Quando mostrou “Gisela” aos amigos, o fundamental era um ritmo básico (que Herlander tamborila na mesa) subjacente à citação de Serrano. A produção desagradava-o, mas quem a ouvia pedia rapidez na entrega; volvidos dois anos, percebeu o que fazer. “Eu sabia que não podia mudar a música, porque já a tinha [interpretado ao vivo] antes. A minha única solução era adicionar”. Ao contrário do famoso exercício de subtração, o preciso contrário: a glória da cacofonia, trompetes e percussão rija, Masterplan e Herlander. “Eu gosto de ver a reacção das pessoas. Por exemplo, a minha família a ver e perguntar: ‘Tu andas a cheirar coca?’ Pelo recinto d’A Porta, o calmo público d’A Porta deixou-se assombrar: todas as bocas acusam “O pai dela/ O pai dela”.

Não acaba aí a lenda desse infame (e transgeracional) vídeo em que Gisela Serrano e Sandra Leão, concorrentes desse saudoso reality show, se digladiam.
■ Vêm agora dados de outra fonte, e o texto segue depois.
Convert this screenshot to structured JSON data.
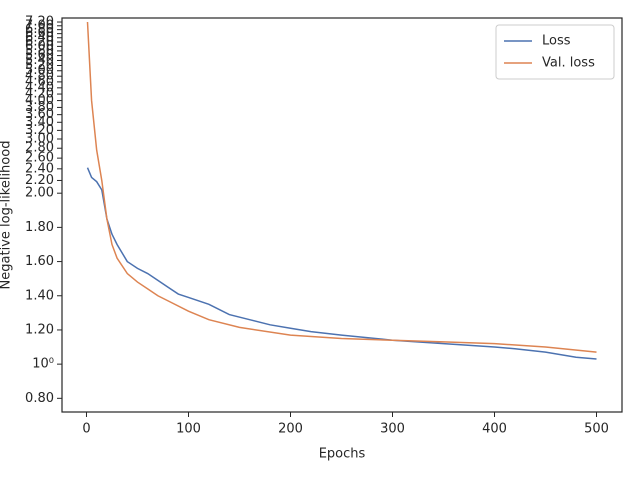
{
  "chart_data": {
    "type": "line",
    "xlabel": "Epochs",
    "ylabel": "Negative log-likelihood",
    "xlim": [
      -24,
      525
    ],
    "xticks": [
      0,
      100,
      200,
      300,
      400,
      500
    ],
    "yscale": "symlog",
    "linthresh": 2,
    "ylim": [
      0.72,
      7.42
    ],
    "yticks": [
      {
        "value": 0.8,
        "label": "0.80"
      },
      {
        "value": 1,
        "label": "10⁰"
      },
      {
        "value": 1.2,
        "label": "1.20"
      },
      {
        "value": 1.4,
        "label": "1.40"
      },
      {
        "value": 1.6,
        "label": "1.60"
      },
      {
        "value": 1.8,
        "label": "1.80"
      },
      {
        "value": 2,
        "label": "2.00"
      },
      {
        "value": 2.2,
        "label": "2.20"
      },
      {
        "value": 2.4,
        "label": "2.40"
      },
      {
        "value": 2.6,
        "label": "2.60"
      },
      {
        "value": 2.8,
        "label": "2.80"
      },
      {
        "value": 3,
        "label": "3.00"
      },
      {
        "value": 3.2,
        "label": "3.20"
      },
      {
        "value": 3.4,
        "label": "3.40"
      },
      {
        "value": 3.6,
        "label": "3.60"
      },
      {
        "value": 3.8,
        "label": "3.80"
      },
      {
        "value": 4,
        "label": "4.00"
      },
      {
        "value": 4.2,
        "label": "4.20"
      },
      {
        "value": 4.4,
        "label": "4.40"
      },
      {
        "value": 4.6,
        "label": "4.60"
      },
      {
        "value": 4.8,
        "label": "4.80"
      },
      {
        "value": 5,
        "label": "5.00"
      },
      {
        "value": 5.2,
        "label": "5.20"
      },
      {
        "value": 5.4,
        "label": "5.40"
      },
      {
        "value": 5.6,
        "label": "5.60"
      },
      {
        "value": 5.8,
        "label": "5.80"
      },
      {
        "value": 6,
        "label": "6.00"
      },
      {
        "value": 6.2,
        "label": "6.20"
      },
      {
        "value": 6.4,
        "label": "6.40"
      },
      {
        "value": 6.6,
        "label": "6.60"
      },
      {
        "value": 6.8,
        "label": "6.80"
      },
      {
        "value": 7,
        "label": "7.00"
      },
      {
        "value": 7.2,
        "label": "7.20"
      }
    ],
    "legend": "upper right",
    "series": [
      {
        "name": "Loss",
        "color": "#4c72b0",
        "x": [
          1,
          5,
          10,
          15,
          20,
          25,
          30,
          40,
          50,
          60,
          70,
          80,
          90,
          100,
          120,
          140,
          160,
          180,
          200,
          220,
          250,
          300,
          350,
          400,
          420,
          450,
          480,
          500
        ],
        "values": [
          2.42,
          2.25,
          2.18,
          2.05,
          1.85,
          1.76,
          1.7,
          1.6,
          1.56,
          1.53,
          1.49,
          1.45,
          1.41,
          1.39,
          1.35,
          1.29,
          1.26,
          1.23,
          1.21,
          1.19,
          1.17,
          1.14,
          1.12,
          1.1,
          1.09,
          1.07,
          1.04,
          1.03
        ]
      },
      {
        "name": "Val. loss",
        "color": "#dd8452",
        "x": [
          1,
          5,
          10,
          15,
          20,
          25,
          30,
          40,
          50,
          60,
          70,
          80,
          100,
          120,
          150,
          200,
          250,
          300,
          350,
          400,
          450,
          500
        ],
        "values": [
          7.2,
          4.0,
          2.76,
          2.2,
          1.85,
          1.7,
          1.62,
          1.53,
          1.48,
          1.44,
          1.4,
          1.37,
          1.31,
          1.26,
          1.215,
          1.17,
          1.15,
          1.14,
          1.13,
          1.12,
          1.1,
          1.07
        ]
      }
    ]
  }
}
No final, já separadas pela produção, Serrano deixa uma ameaça ao ecrã: “Pensa que ela é quem? Entra a matar, desfaço-a. Vai desta para melhor. Vai para o bem de São José.”. Nunca soubemos exactamente o que é o bem de São José, mas imaginamos o que seja o bem de São Herlander. E se Gisela Serrano não gostar da brincadeira? “Posso dar-lhe todos os royalties, que são tipo 2 euros.”